Search code examples
javadata-structuresternary-treeternary-search-tree

Case Insensitive Ternary Search Tree


I had been using Ternary Search Tree for a while, as the data structure to implement a auto complete drop down combo box. Which means, when user type "fo", the drop down combo box will display

foo food football

The problem is, my current used of Ternary Search Tree is case sensitive. My implementation is as follow. It had been used by real world for around 1++ yeas. Hence, I consider it as quite reliable.

My Ternary Search Tree code

However, I am looking for a case insensitive Ternary Search Tree, which means, when I type "fo", the drop down combo box will show me

foO Food fooTBall

Here are some key interface for TST, where I hope the new case insentive TST may have similar interface too.

    /** 
 * Stores value in the TernarySearchTree. The value may be retrieved using key.
 * @param key A string that indexes the object to be stored.
 * @param value The object to be stored in the tree.
 */    
public void put(String key, E value) {
    getOrCreateNode(key).data = value;
}

/**
 * Retrieve the object indexed by key.
 * @param key A String index.
 * @return Object The object retrieved from the TernarySearchTree.
 */
public E get(String key) {
    TSTNode<E> node = getNode(key);
    if(node==null) return null;
    return node.data;
}

An example of usage is as follow. TSTSearchEngine is using TernarySearchTree as the core backbone.

Example usage of Ternary Search Tree

// There is stock named microsoft and MICROChip inside stocks ArrayList.
TSTSearchEngine<Stock> engine = TSTSearchEngine<Stock>(stocks);
// I wish it would return microsoft and MICROCHIP. Currently, it just return microsoft.
List<Stock> results = engine.searchAll("micro"); 

Solution

  • One of the key factor which make my current Ternary Search Tree difficult to support case insensitive search is that, my underlying data structure is one-to-one mapping. Please look at the following test code :

    public void testPut() {
        System.out.println("put");
        Name name0 = new Name("abc");
        Name name1 = new Name("abc");
        TernarySearchTree<Name> instance = new TernarySearchTree<Name>();
        instance.put(name0.toString(), name0);
        instance.put(name1.toString(), name1);
        assertEquals(2, instance.matchPrefix("a").size()); // fail here. Result is 1
    }
    

    What my current short-term solution is that, I am using TSTSearchEngine to wrap up the whole TernarySearchTree. TSTSearchEngine is comprised of

    (1) A TernarySearchTree, providing UPPER-CASE key to map.
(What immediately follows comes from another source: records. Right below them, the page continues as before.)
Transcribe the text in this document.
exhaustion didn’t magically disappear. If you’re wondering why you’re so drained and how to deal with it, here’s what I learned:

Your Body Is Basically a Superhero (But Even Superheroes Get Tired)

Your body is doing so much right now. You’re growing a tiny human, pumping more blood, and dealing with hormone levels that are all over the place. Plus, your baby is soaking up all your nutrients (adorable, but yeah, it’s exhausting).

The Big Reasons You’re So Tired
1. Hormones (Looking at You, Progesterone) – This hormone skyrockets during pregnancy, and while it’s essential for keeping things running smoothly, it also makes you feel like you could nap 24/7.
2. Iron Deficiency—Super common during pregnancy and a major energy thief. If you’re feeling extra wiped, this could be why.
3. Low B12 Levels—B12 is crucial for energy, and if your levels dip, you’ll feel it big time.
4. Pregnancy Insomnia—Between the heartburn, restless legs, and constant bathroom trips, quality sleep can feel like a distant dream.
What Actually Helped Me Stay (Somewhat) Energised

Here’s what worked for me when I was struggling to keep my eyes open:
    (2) A String-To-ArrayList map.

    Here is what happen when I perform :

    TSTSearchEngine<Name> engine = TSTSearchEngine<Name>();
    engine.put(name0); // name0 is new Name("Abc");
    engine.put(name1); // name0 is new Name("aBc");
    

    (1) name0.toString() will be converted to UPPER-CASE ("ABC"). It will be inserted to TernarySearchTree. "ABC" will be both key and value for TernarySearchTree.

    (2) "ABC" will use as the key for map, to insert name0 into an array list.

    (3) name1.toString() will be converted to UPPER-CASE ("ABC"). It will be inserted to TernarySearchTree. S1 will be both key and value for TernarySearchTree.

    (4) "ABC" will use as the key for map, to insert name1 into an array list.

    When I try to

    engine.searchAll("a");
    

    (1) TernarySearchTree will return "ABC".

    (2) "ABC" will be used as the key to access map. Map will return an array list, which is containing name0 and name1.

    This solution works. The sample code can be referred to Sample Code for New TSTSearchEngine

    However, this may not be an effective solution, as it requires two pass of search. I find out there is an implementation in C++ C++ Implementation of Case Insensitive Ternary Search Tree. Hence, there is an opportunity that C++ code can be ported over to Java.